I guess it hit me about five years ago when I was looking to change cell phone companies. The young lady at the store was explaining calling plans, and asked me what percentage of my calls would be local.

"None," I said. She gave me a puzzled look. "My friends and family are all out of state," I said.

And then I realized that all the important people in my life were scattered to the winds, victims of the nomadic lifestyle we lead in this business.

Several years ago some psychologist did a stress study about major life changes, and found that moving was right up there with having a loved one die. We're not only talking about the hassles of packing and traveling cross country with a cat, but the aspects of leaving behind what has become comfortable.

Gardeners will tell you it takes three years for something that is transplanted to get comfortable with its new surroundings. "The first year it sleeps, the second year it creeps, the third year it leaps."

So when you move, you are, in effect, ripping out the roots you've put down. You arrive at your new job all energized and ready to conquer the world, until the first weekend rolls around and you're alone with the four walls of your apartment. For those married with children, you can take the stress up a notch, as moving family members, especially kids, is not easy. (I'm not going to even get into what it's like driving a thousand miles with a howling Siamese cat.)
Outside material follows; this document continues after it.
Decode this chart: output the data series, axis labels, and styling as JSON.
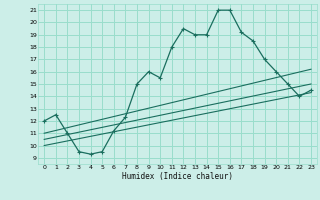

I recently spent time with someone who has reached a very nice market. This person is happy, challenged, works for a good company and likes the city. Many of her friends live there. The ND likes her work. While she has network quality talent, there's nothing wrong with her life.

So she's decided to stay.

I've said it before. Comfortable is the new black.

Sometimes reaching the top has nothing to do with your paycheck or market size. Sometimes moving to what you think is a better situation can actually make things worse.

Obviously most of you don't want to stay in starter markets making peanuts, and that's fine. But at some point you'll make a move and find your life hitting on all cylinders. It's at that point you need to consider putting the resume tapes in the closet instead of the mail, and making a real home for yourself.

Then you can actually talk to your friends in person instead of on the phone.

Monday, April 26, 2010

The double life

You probably didn't know it when you got into the business, but you're leading a double life.

Unlike people that work at "regular" jobs, creative people march to a different drummer. It's true whether you're a reporter, artist, sculptor, or writer. You have, in effect, two distinct personalities.

And very often your creative side is the dominant one.

You could have the perfect life away from work; the Norman Rockwell family, terrific friends, enough money to live comfortably. But unless your creative side is happy, it sometimes seems that none of the good stuff makes a difference.

It's often hard for non-TV people to understand this. They don't understand why we seemingly have the world by the tail yet often feel empty, like there's an empty spot in the soul. It's the creative fulfillment side; always changing, always demanding, rarely satisfied.

If you feel this way, relax, it's perfectly normal.

The trick is not to let the creative soul suck the life out of everything else. Creative people always want more, even if we reach what we thought were our goals. In college your dream is that first television job; within a few months, that dream is no longer fulfilling, and we set another goal. And another. And another. The result is often a feeling of emptiness, even if your "other life" is hitting on all cylinders.

What's my point? Well, these days, the rules of the business keep changing. The goals you attain might not match the dreams you imagined. So it's important to keep your creative side in check, to enjoy and cherish the good things in your life rather than let your quest for a goal dominate everything else.